During those two years, clients will work with case managers, counselors and use other available resources to find stable employment and achieve self-sufficiency.
“We know very early on who the candidates are that may need longer than two years, and we start intervention early on to get them into the right situation,” Hughes said. “If someone has a disability or can’t maintain long-term housing on their own, we are prepared to search for those longer-term resources that fit their circumstances.”
The team now has about six weeks left in this first encampment zone, and so far, spending of the grant is on track, Roman said.
He added that there may not be as many people living in the encampment areas as was projected when the team first submitted their grant proposal.

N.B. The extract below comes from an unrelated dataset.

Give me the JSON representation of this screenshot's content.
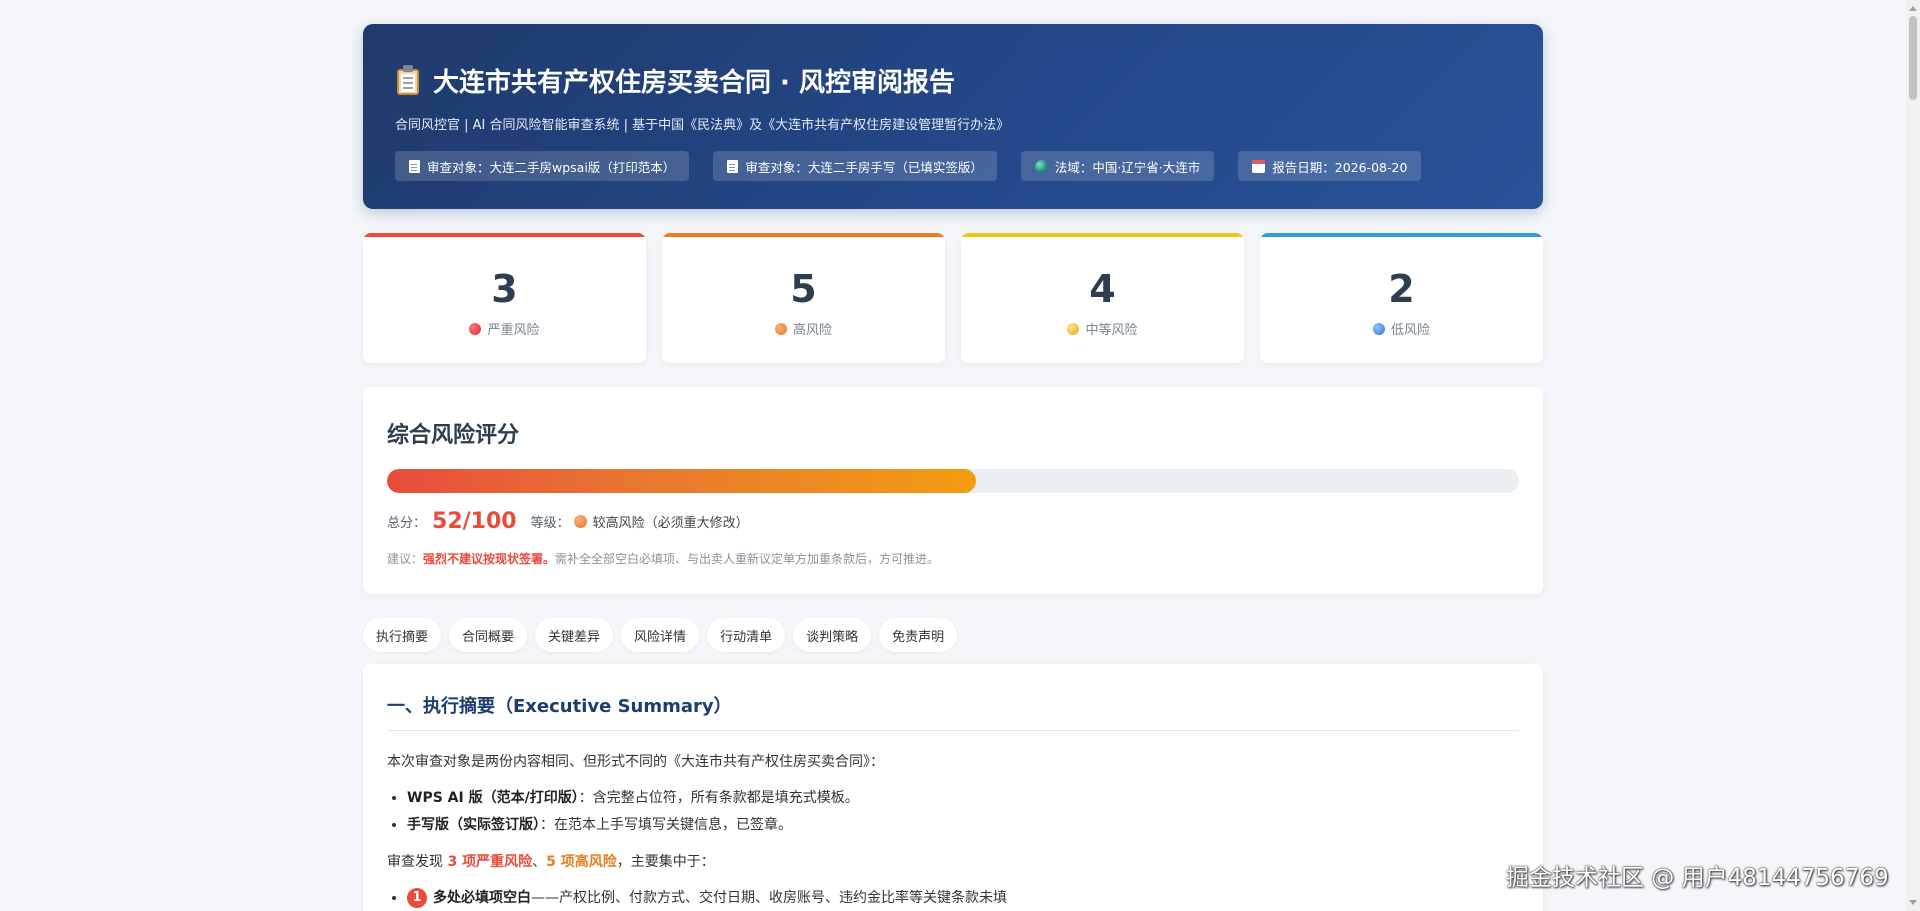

If that turns out to be the case, they would ask the state to add a new encampment area to the project, Roman said.
“The amount of support we’ve seen from the different city departments, the organizations we’re working with and the community has been incredible,” Roman said. “This really hasn’t been done before, and there are a lot of people rooting for us to be successful.”
As for the increased reporting requirements from the state, Roman said Oceanside had already adopted strict reporting standards when it comes to tracking homelessness spending and outcomes, which they have continued to follow for this project.
“We want to make sure we’re creating a blueprint that can be replicated,” Roman said. “We’re going in with a balanced approach to addressing this complex issue, and we want to be able to show exactly how we did it.”
The teams will focus on encampments within Carlsbad’s city limits next, with the same goal of moving people into stable housing, wrote Shilling in an email.
“Early results have been encouraging, with overwhelming interest from those in the encampment to accept services and housing—many even open to sharing housing with others leaving the encampment,” Shilling said. “This approach builds on successful efforts already underway in Carlsbad and we believe it could serve as a model for other communities.”